The baht halted four days of losses on speculation that investors had bought the currency believing its decline was overdone after crude oil dropped, while other regional central banks reportedly intervened to stabilise their currencies.



The baht had dropped 1 per cent in the past four trading days to the lowest level in more than a week, the second-worst performance among Asia's 10 most-active currencies outside Japan, on concerns that record high crude oil prices will fan inflation and slow growth."Those with long-dollar positions are taking some profit," said Sompob Asavaritikrai, referring to traders unwinding bets that the US dollar will continue to gain against the baht. "Other than that, it has been very quiet."

The baht traded at 32.25 per dollar yesterday morning in Bangkok, after rising as high as 32. The currency may trade between 32.10 and 32.50 this week, Asavaritikrai said.

Central banks of Korea, Taiwan, Indonesia, and the Philippines reportedly intervened in their currencies earlier."But that's not what's most interesting. Unlike the past couple of years, yesterday's interventions were not aimed at slowing currency appreciation, but to prevent depreciation instead," according to DBS Research Group yesterday.

It said after all, the primary reason why investors liked Asian currencies is the region's growth prospects, a bet that served them well in 2006 and 2007.

What changed in 2008 was that it was no longer GDP, but inflation that started to surprise on the upside. Initially, there was no panic over the early signs of inflation, DBS said.

Players seized inflation as another opportunity to extend their bets on selected Asian currencies (Chinese yuan, Singapore dollar and Taiwan dollar), reckoning that central banks will seek to curb supply-side price pressures via stronger exchange rates, the paper said. No one really expected inflation to surge as aggressively as it did over the past 6-12 months.
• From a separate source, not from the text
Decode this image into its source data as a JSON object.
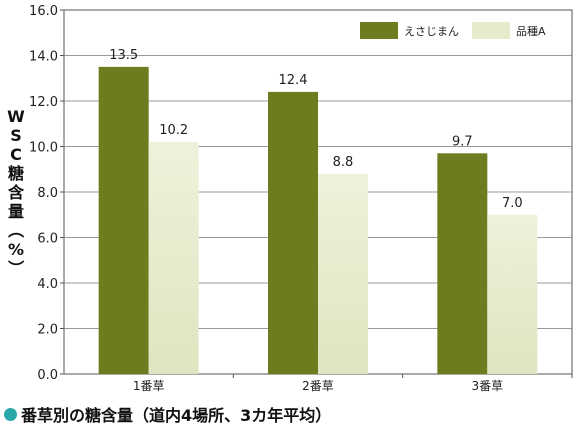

"Most were surprised inflation for some countries rose above their post-Asian crisis ranges, especially during a time when investors were sick with worry over the US credit crisis and its potential negative knock-on effects on the US economy.

"It was under these circumstances that players reckoned too much inflation can be detrimental to Asian currencies, more so for countries (Korea and India) that sharply increased their external liabilities in the past couple of years," DBS said.